Les participantes de la présente étude bénéficiaient d’un suivi thérapeutique par le service de psychiatrie, ce qui a pu entraîner un certain biais de recrutement, ce groupe de femmes n’étant possiblement pas représentatives de toutes les femmes incarcérées. De plus, les 13 femmes ayant participé représentent une population hétérogène notamment par la variabilité des délits commis. Il pourrait être pertinent de poursuivre les études avec un plus grand nombre de participantes; ce qui pourrait permettre d’affiner les caractéristiques de différents profils et mieux cerner d’éventuelles différences en fonction des types de comportements criminels commis, notamment s’il s’agit d’actes de violents ou non-violents ou bien encore selon le lien à la victime. De plus, l’utilisation d’un questionnaire d’événements de vie et traumatiques plus précis serait à considérer. En effet, le questionnaire EVE n’inclut pas de questions directement sur le vécu d’agression sexuelle subie par la personne. Les violences sexuelles sont encore taboues et particulièrement difficiles à nommer, générant honte ou évitement pour plusieurs femmes victimes et auteures de comportements violents.

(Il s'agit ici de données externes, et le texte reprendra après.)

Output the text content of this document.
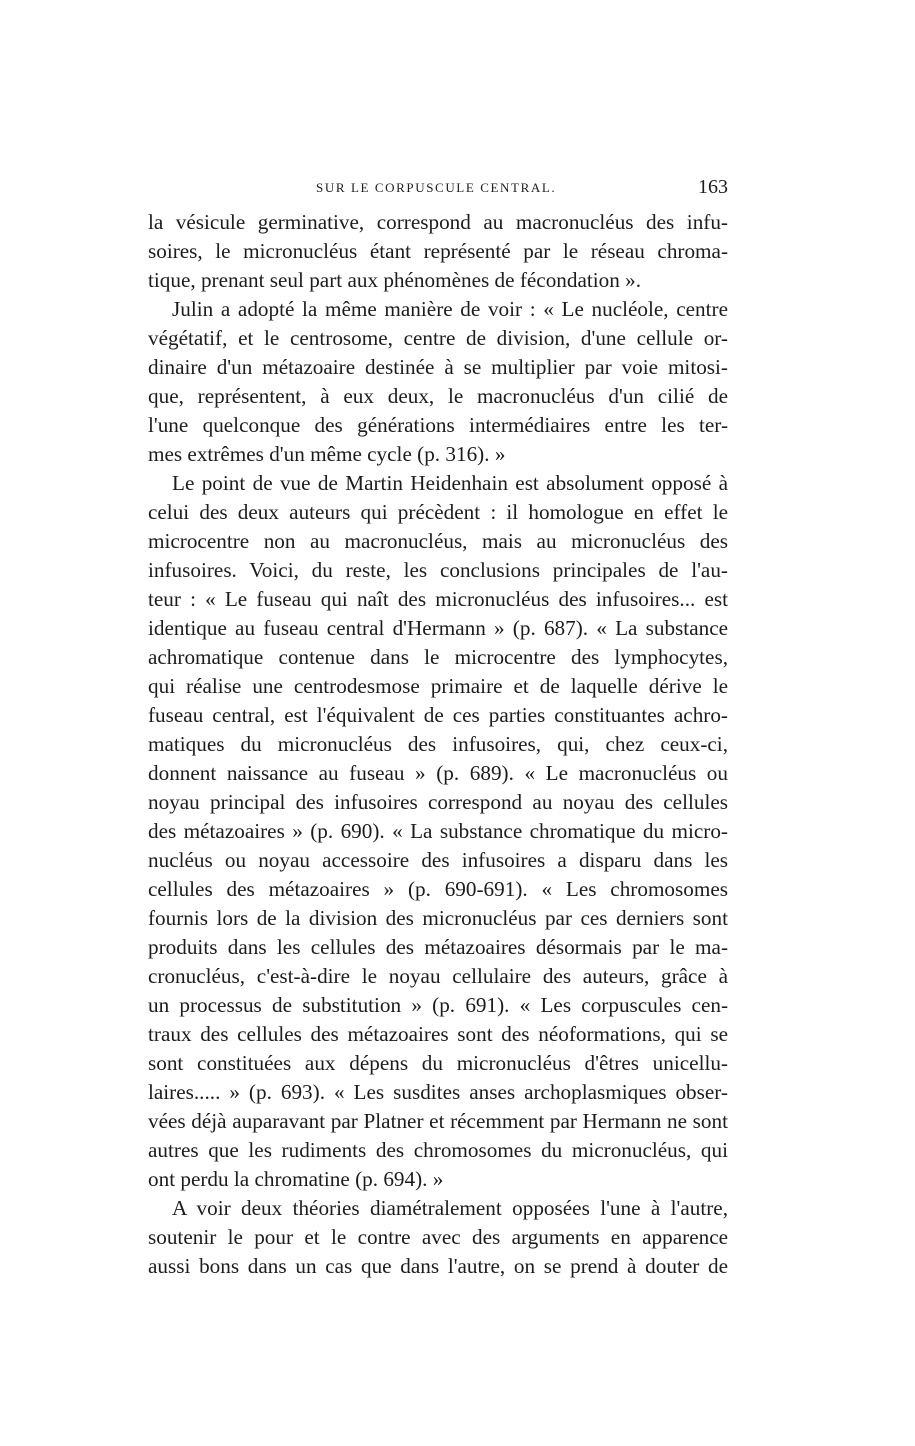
SUR LE CORPUSCULE CENTRAL.	163
la vésicule germinative, correspond au macronucléus des infu-
soires, le micronucléus étant représenté par le réseau chroma-
tique, prenant seul part aux phénomènes de fécondation ».
Julin a adopté la même manière de voir : « Le nucléole, centre
végétatif, et le centrosome, centre de division, d'une cellule or-
dinaire d'un métazoaire destinée à se multiplier par voie mitosi-
que, représentent, à eux deux, le macronucléus d'un cilié de
l'une quelconque des générations intermédiaires entre les ter-
mes extrêmes d'un même cycle (p. 316). »
Le point de vue de Martin Heidenhain est absolument opposé à
celui des deux auteurs qui précèdent : il homologue en effet le
microcentre non au macronucléus, mais au micronucléus des
infusoires. Voici, du reste, les conclusions principales de l'au-
teur : « Le fuseau qui naît des micronucléus des infusoires... est
identique au fuseau central d'Hermann » (p. 687). « La substance
achromatique contenue dans le microcentre des lymphocytes,
qui réalise une centrodesmose primaire et de laquelle dérive le
fuseau central, est l'équivalent de ces parties constituantes achro-
matiques du micronucléus des infusoires, qui, chez ceux-ci,
donnent naissance au fuseau » (p. 689). « Le macronucléus ou
noyau principal des infusoires correspond au noyau des cellules
des métazoaires » (p. 690). « La substance chromatique du micro-
nucléus ou noyau accessoire des infusoires a disparu dans les
cellules des métazoaires » (p. 690-691). « Les chromosomes
fournis lors de la division des micronucléus par ces derniers sont
produits dans les cellules des métazoaires désormais par le ma-
cronucléus, c'est-à-dire le noyau cellulaire des auteurs, grâce à
un processus de substitution » (p. 691). « Les corpuscules cen-
traux des cellules des métazoaires sont des néoformations, qui se
sont constituées aux dépens du micronucléus d'êtres unicellu-
laires..... » (p. 693). « Les susdites anses archoplasmiques obser-
vées déjà auparavant par Platner et récemment par Hermann ne sont
autres que les rudiments des chromosomes du micronucléus, qui
ont perdu la chromatine (p. 694). »
A voir deux théories diamétralement opposées l'une à l'autre,
soutenir le pour et le contre avec des arguments en apparence
aussi bons dans un cas que dans l'autre, on se prend à douter de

Se pose également la question des carences et des violences précoces qui ne peuvent s’intégrer sous forme de représentations psychiques. Il serait pertinent d’approfondir les connaissances sur les dimensions psychotraumatiques avec une méthodologie qualitative permettant de mieux identifier les différents enjeux du vécu de ces femmes. Par ailleurs, la présente étude souligne l’hypothèse de la présence des processus dissociatifs présents depuis des années. Une évaluation plus précise et fine de ce mécanisme pourrait être intégrée autant en recherche qu’en clinique. Des outils d’évaluation tels que la DES (Dissociative experience scale) pourraient favoriser le repérage de ce mécanisme et ainsi mieux identifier les conséquences de celui-ci. De plus, le mécanisme de dissociation est particulièrement complexe et défini de différentes façons dans la documentation consultée; il serait pertinent dans les futures études de présenter et proposer une meilleure compréhension de ce mécanisme.

CONCLUSION

Saisir l’importance des vécus d’adversité et des événements traumatiques permet d’affiner la compréhension du fonctionnement psychique de femmes criminelles incarcérées. Ainsi il apparaît primordial de réfléchir au repérage systématique des enjeux traumatiques vécus par les femmes incarcérées. Plus précisément la dimension de dissociation est essentielle à la compréhension du psychisme, mais aussi de la dynamique du passage à l’acte. Cette étude met également l’accent sur le développement de thérapies adaptées aux soins des troubles psychotraumatiques. La poursuite des études pourrait permettre également d’améliorer les interventions psychosociales auprès de cette clientèle.